Robotic Process Automation (RPA) is one of the most interesting and exciting developments over the past few years and has been a trigger to a huge number of innovative ideas across many industries and organizations.
For any organization, the key driving factors for success are its top-line growth, improved margins, controlled risks, and increased customer satisfaction. RPA, which primarily focuses on reducing or eliminating repetitive and redundant activities, is a definite boon for organizations that are pressurized by thin margins.
While Robotic Process Automation (RPA) is a huge success and advancing rapidly, a shift from the existing style of doing business is bound to change. This will very soon lead to a stage where the business will look out for more intelligent and transformational solutions than pure scripted Robotic Process Automation.
While the market is hot and organizations are addressing the low-hanging fruits, it will become very critical to introduce learning in every action of the RPA. The industry is soon picking on the term of Cognitive Process Automation (CPA) that is an integration of RPA, Natural Language Processing (NLP), Machine Learning (ML) and Data Analytics.

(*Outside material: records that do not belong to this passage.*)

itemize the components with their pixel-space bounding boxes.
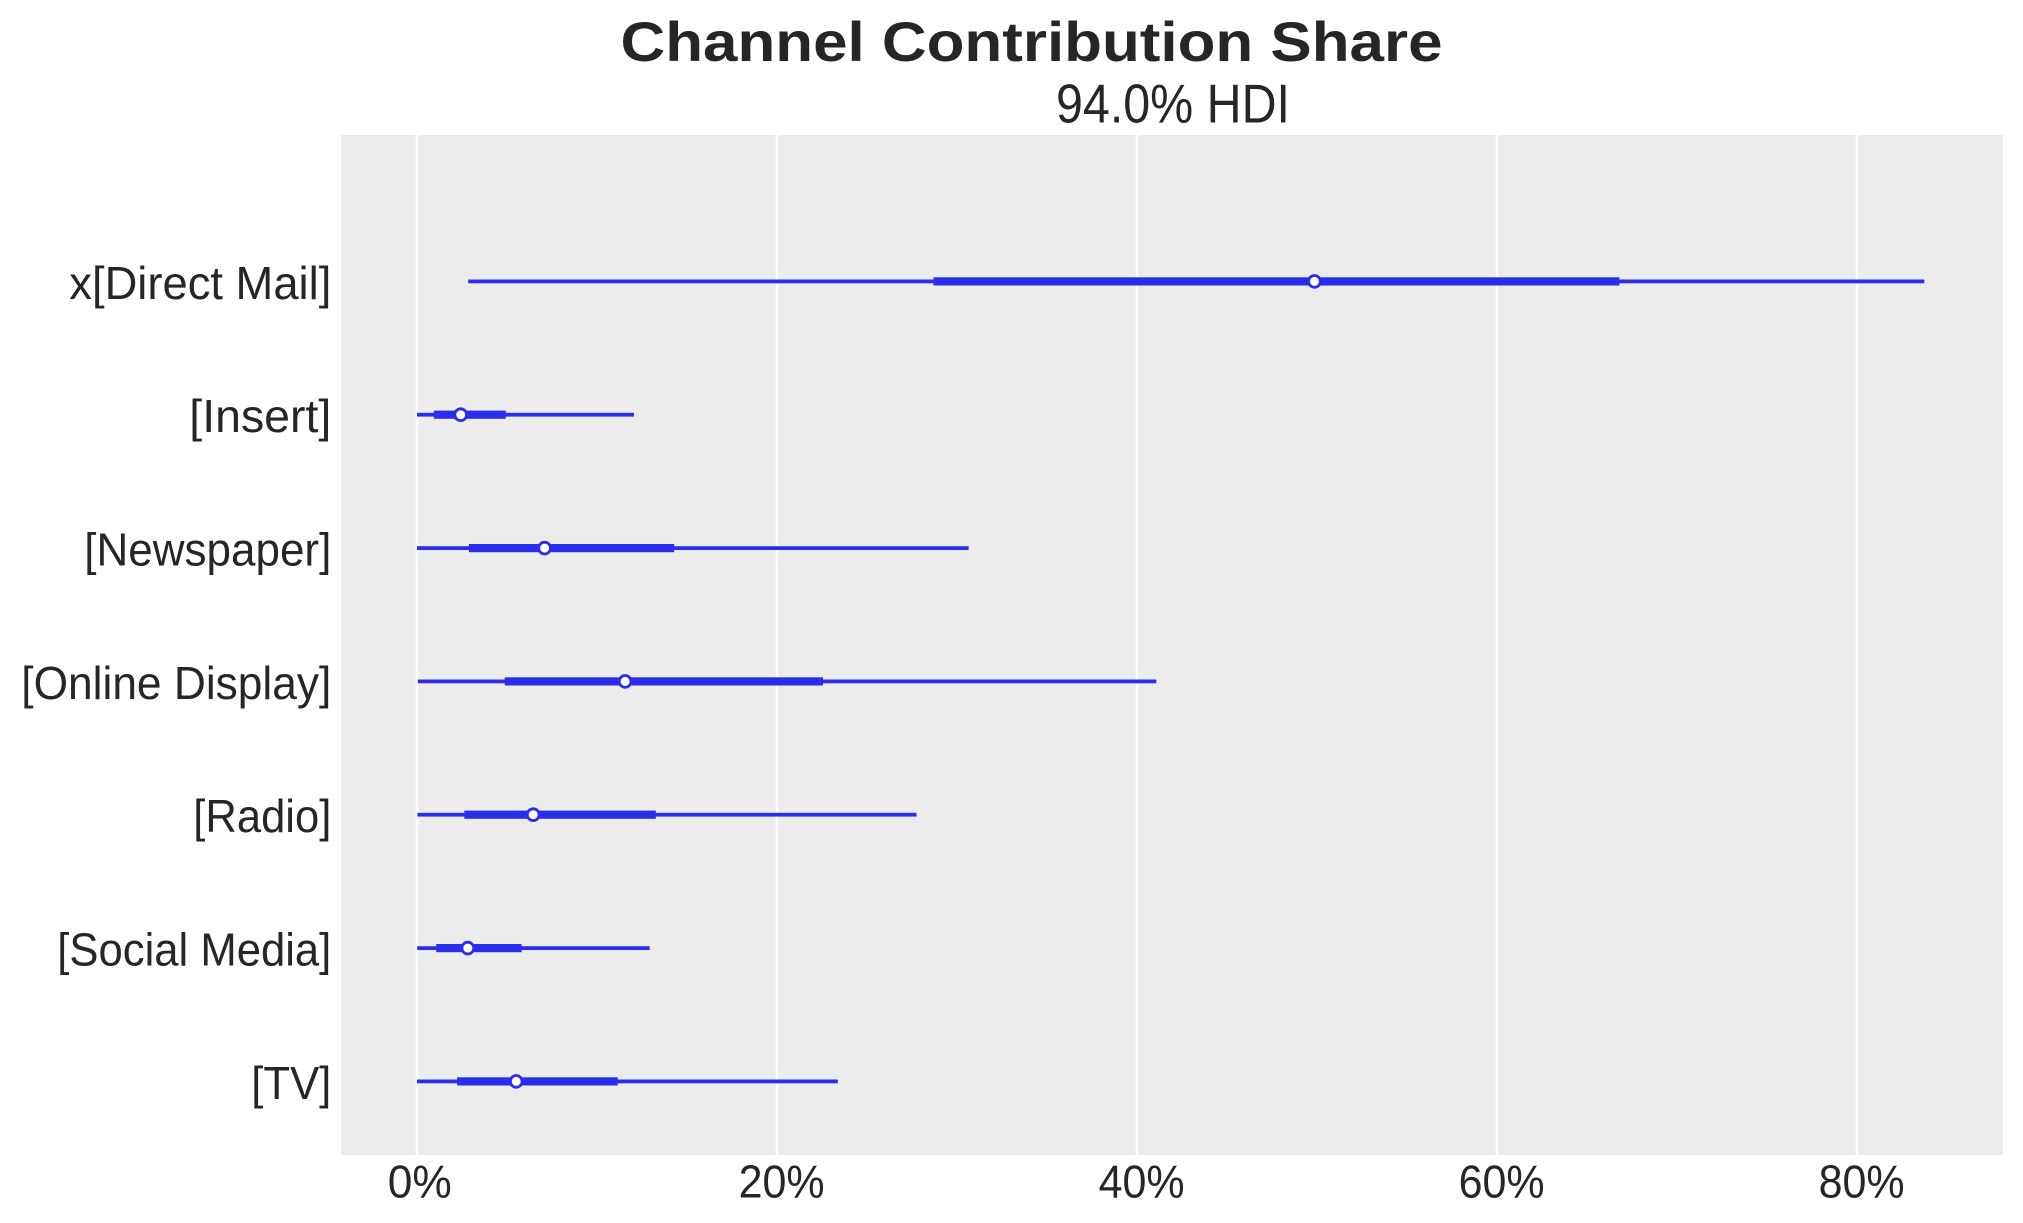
svg-text:[Insert]: [Insert] xyxy=(189,390,331,442)
svg-text:40%: 40% xyxy=(1099,1156,1185,1208)
svg-text:94.0% HDI: 94.0% HDI xyxy=(1056,73,1290,135)
svg-text:[Online Display]: [Online Display] xyxy=(21,657,331,709)
svg-text:[Social Media]: [Social Media] xyxy=(57,924,331,976)
svg-text:[TV]: [TV] xyxy=(251,1057,331,1109)
svg-text:x[Direct Mail]: x[Direct Mail] xyxy=(69,257,331,309)
svg-text:80%: 80% xyxy=(1819,1156,1905,1208)
svg-text:Channel Contribution Share: Channel Contribution Share xyxy=(621,10,1443,73)
svg-text:20%: 20% xyxy=(739,1156,825,1208)
svg-text:0%: 0% xyxy=(388,1156,452,1208)
svg-text:60%: 60% xyxy=(1459,1156,1545,1208)
svg-text:[Newspaper]: [Newspaper] xyxy=(84,524,331,576)
svg-text:[Radio]: [Radio] xyxy=(193,790,331,842)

Designing RPA with active learning points for future cognitive integration is the key to businesses going forward!
One point to be noted is that a bot can be considered the agent to deliver the processed output, but what is more important is the underlying cognitive platform that ensures that the required data is collated and processed, and hence, feeds the learning back for enhanced processing.

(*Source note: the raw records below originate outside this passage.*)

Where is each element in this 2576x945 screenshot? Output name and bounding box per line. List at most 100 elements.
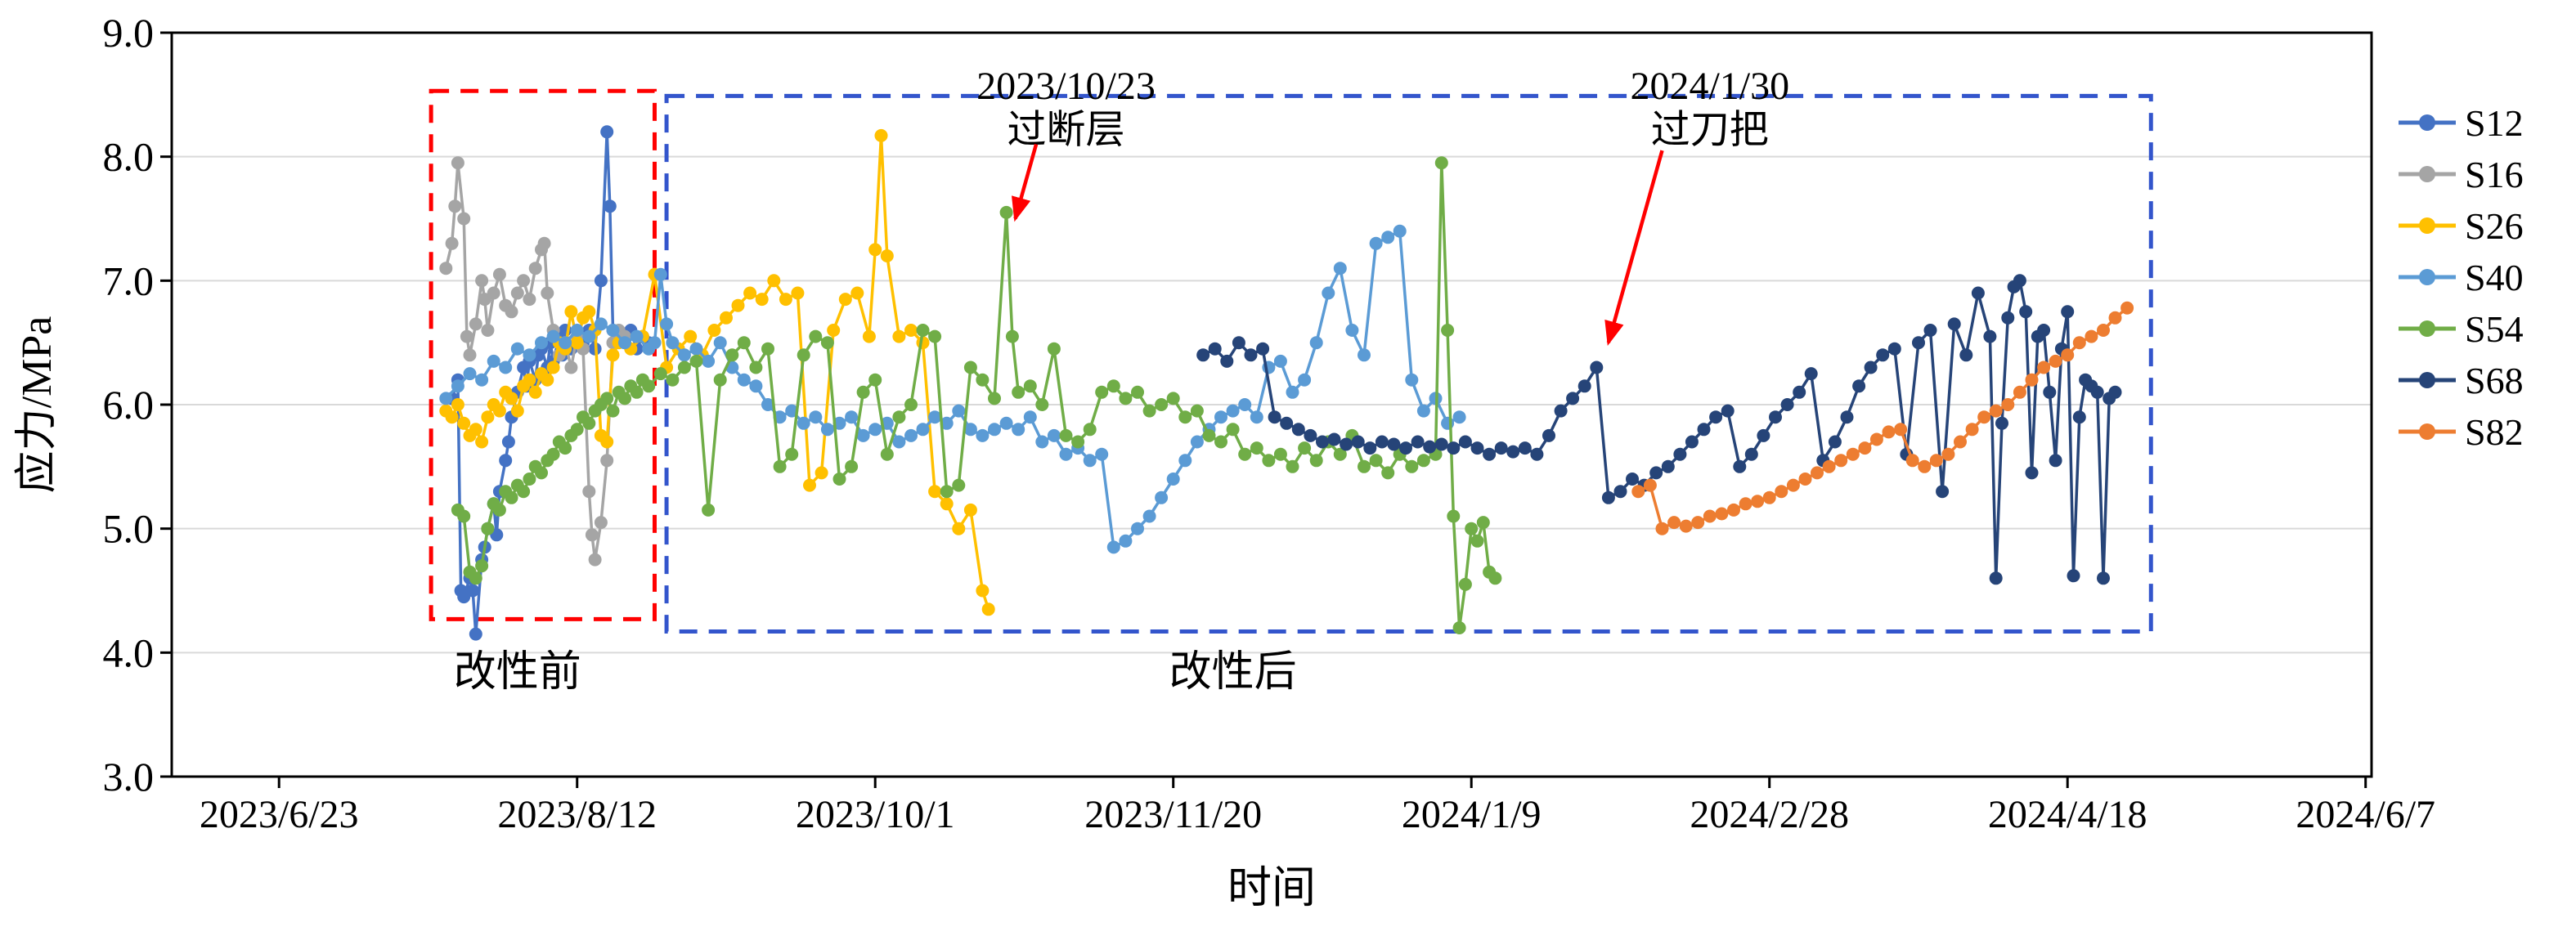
- data-point-S40: [660, 317, 674, 331]
- data-point-S16: [523, 293, 536, 307]
- data-point-S68: [1721, 404, 1735, 418]
- data-point-S82: [1786, 478, 1800, 492]
- data-point-S26: [928, 485, 942, 499]
- data-point-S16: [481, 324, 495, 337]
- data-point-S54: [606, 404, 620, 418]
- data-point-S54: [600, 392, 614, 405]
- data-point-S82: [1811, 466, 1824, 480]
- data-point-S40: [630, 329, 644, 343]
- data-point-S26: [600, 435, 614, 449]
- data-point-S68: [2072, 410, 2086, 424]
- data-point-S40: [463, 367, 477, 381]
- data-point-S68: [1912, 336, 1925, 350]
- legend-marker-icon: [2419, 217, 2435, 234]
- data-point-S26: [892, 329, 906, 343]
- data-point-S54: [630, 385, 644, 399]
- data-point-S26: [457, 416, 471, 430]
- data-point-S12: [499, 454, 513, 468]
- data-point-S68: [1780, 398, 1794, 411]
- data-point-S16: [457, 212, 471, 226]
- data-point-S68: [1947, 317, 1961, 331]
- data-point-S82: [2120, 301, 2134, 315]
- data-point-S40: [1416, 404, 1430, 418]
- data-point-S26: [475, 435, 489, 449]
- data-point-S54: [1155, 398, 1169, 411]
- data-point-S54: [797, 348, 810, 362]
- data-point-S54: [1447, 509, 1461, 523]
- data-point-S54: [845, 459, 859, 473]
- data-point-S68: [2067, 569, 2080, 583]
- data-point-S40: [570, 324, 584, 337]
- data-point-S82: [1954, 435, 1967, 449]
- x-tick-label: 2023/11/20: [1084, 793, 1262, 836]
- data-point-S68: [1959, 348, 1973, 362]
- data-point-S26: [779, 293, 792, 307]
- legend-item-S16: S16: [2399, 154, 2524, 195]
- data-point-S82: [1965, 423, 1979, 437]
- data-point-S54: [820, 336, 834, 350]
- data-point-S82: [1762, 490, 1776, 504]
- data-point-S54: [1005, 329, 1019, 343]
- data-point-S40: [1119, 534, 1133, 548]
- data-point-S40: [1273, 354, 1287, 368]
- data-point-S26: [767, 274, 781, 288]
- data-point-S54: [559, 441, 572, 455]
- data-point-S68: [1411, 435, 1425, 449]
- data-point-S68: [1316, 435, 1329, 449]
- data-point-S40: [689, 342, 703, 356]
- data-point-S68: [1840, 410, 1854, 424]
- data-point-S54: [749, 361, 763, 374]
- legend-label: S82: [2465, 411, 2524, 453]
- data-point-S16: [492, 267, 506, 281]
- data-point-S68: [1757, 428, 1770, 442]
- data-point-S26: [492, 404, 506, 418]
- data-point-S54: [505, 490, 518, 504]
- data-point-S40: [1047, 428, 1061, 442]
- data-point-S68: [2043, 385, 2057, 399]
- data-point-S40: [1333, 262, 1347, 275]
- data-point-S54: [1071, 435, 1085, 449]
- data-point-S68: [1590, 361, 1604, 374]
- data-point-S54: [1131, 385, 1144, 399]
- data-point-S54: [1369, 454, 1383, 468]
- data-point-S68: [1423, 440, 1437, 454]
- data-point-S82: [1941, 447, 1955, 461]
- data-point-S54: [1381, 466, 1395, 480]
- data-point-S40: [1405, 373, 1419, 387]
- data-point-S82: [2072, 336, 2086, 350]
- data-point-S40: [1238, 398, 1252, 411]
- data-point-S40: [1059, 447, 1073, 461]
- legend-label: S40: [2465, 257, 2524, 298]
- data-point-S40: [737, 373, 751, 387]
- legend-marker-icon: [2419, 114, 2435, 131]
- data-point-S54: [481, 522, 495, 535]
- data-point-S54: [976, 373, 990, 387]
- data-point-S40: [1358, 348, 1371, 362]
- data-point-S68: [1530, 447, 1544, 461]
- annotation-text: 2024/1/30: [1630, 65, 1789, 108]
- data-point-S16: [460, 329, 473, 343]
- data-point-S54: [832, 472, 846, 486]
- data-point-S68: [1387, 437, 1401, 451]
- data-point-S54: [1012, 385, 1025, 399]
- phase-box-0: [429, 88, 657, 621]
- data-point-S68: [1518, 441, 1532, 455]
- data-point-S40: [582, 329, 596, 343]
- data-point-S68: [1649, 466, 1663, 480]
- data-point-S54: [725, 348, 739, 362]
- data-point-S68: [1470, 441, 1484, 455]
- data-point-S54: [1119, 392, 1133, 405]
- data-point-S40: [535, 336, 548, 350]
- data-point-S68: [1793, 385, 1806, 399]
- data-point-S16: [469, 317, 482, 331]
- data-point-S54: [809, 329, 823, 343]
- data-point-S40: [1106, 540, 1120, 554]
- data-point-S54: [1358, 459, 1371, 473]
- data-point-S54: [1047, 342, 1061, 356]
- data-point-S40: [1023, 410, 1037, 424]
- data-point-S54: [1441, 324, 1455, 337]
- data-point-S82: [1798, 472, 1812, 486]
- data-point-S54: [1095, 385, 1109, 399]
- data-point-S82: [2049, 354, 2062, 368]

Today, 80% of data is unstructured and that implies that this data cannot be taken directly to apply any algorithm or processing. What will be needed is a mechanism to work similar to a human brain by knowing how to extract the right data and map them in the right way to make some sense out of that.
For this to happen, the SME or domain expert is extremely critical to train the system on what to look for and constantly learn and evolve.
Organizations will realize benefits by making their existing or new processes cognitive, implying that the processes should have access to functions and platforms that perform the required cognitive actions and consume them appropriately. Bots can be one mode to enable processes to be cognitive and efficient.
While we have been seeing RPA being more strongly accepted and adopted in BPO segments, we definitely foresee its play in the product engineering lifecycle too.
For those contemplating on which areas are best suited for RPA and CPA in a product engineering lifecycle, the first step is to identify key bottlenecks in terms of time or skills, and identify right processes that can drive cost savings as well as leverage optimization opportunities.